Dr Ekwow Spio-Garbrah said while the President had every right to contest the next elections, he must be guided by the example of former South African President Nelson Mandela who served only one term and earned the respect of many the world over.

Speaking on Joy FM’s Super Morning Show, Mr Spio-Garbrah said the view that every president must necessarily serve their two four-year terms to be successful was a myth.

The former Communications Minister advised the president to look into the mirror and decide whether it was in his interest to seek re-election.

He asserted that some people in government and others who to him, their survival depended largely on the president remaining in office may – in an effort to protect their interest and keep the taps from which resources and government largesse flow, pressurise the president to contest the elections in 2012. That, he said, could not be discounted at all.

Dr Spio-Garbrah, who failed in his bid to become his party’s flag bearer in 2006, would not be drawn into the conflict within the ruling party, and said he did not want to aggravate the current flame in the party.

Whether President Mills or former First Lady, Nana Konadu Agyemang Rawlings, emerges the party’s flag bearer, Dr Spio-Garbrah believes the NDC would go into next year’s election fractured, badly bruised and limping towards defeat, if urgent measures were not put in place to mend the cracks and deal with the increasing discontent and disillusionment within the rank and file of the party.

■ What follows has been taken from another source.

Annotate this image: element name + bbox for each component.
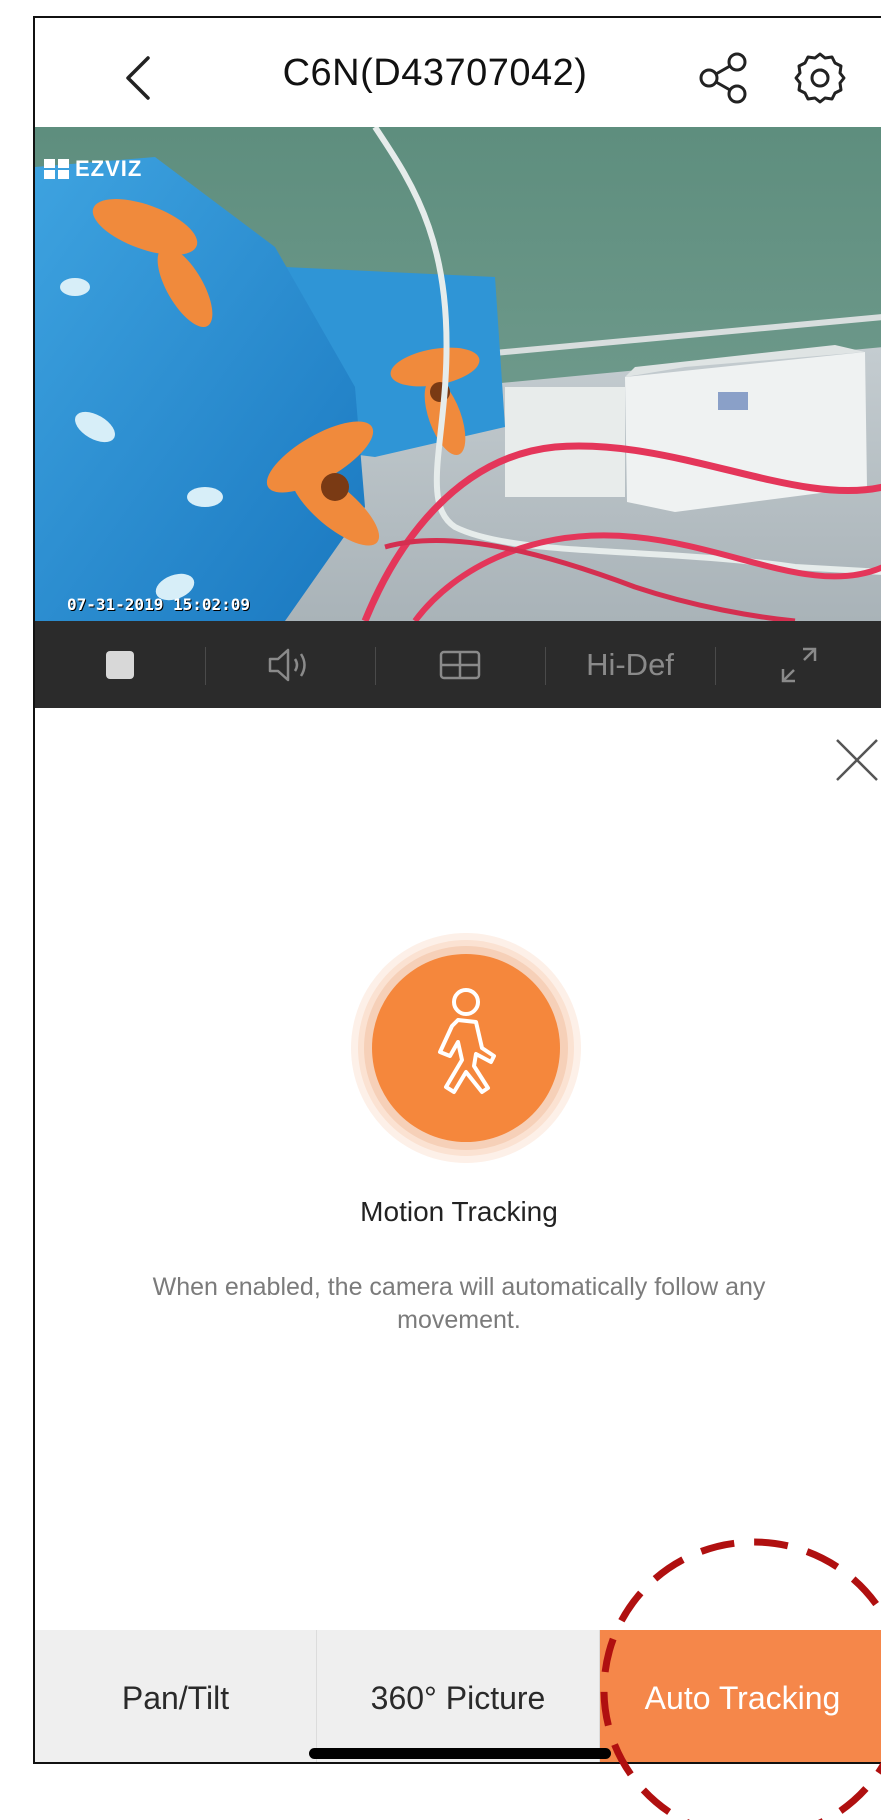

Many, he intimated, were those who felt betrayed, marginalised, abused, misused, under-utilised and bitter, so everything must be done to placate them, if the party was to rise above its current challenges.

The precarious position of the NDC going into the 2012 elections, he argued, had been worsened by the government’s failure to successfully prosecute any of the people the party accused of corruption while it was in opposition.

That situation, for him, created doubts about the party’s sincerity in the minds of Ghanaians when it charged its opponents of wrongdoing.

He said the petty squabbles in the party must stop and a family meeting must be called to settle the differences between party members.

Leaders of the NDC, he indicated, had a duty to be honest, frank, courteous, deferential and friendly in their dealings with each other.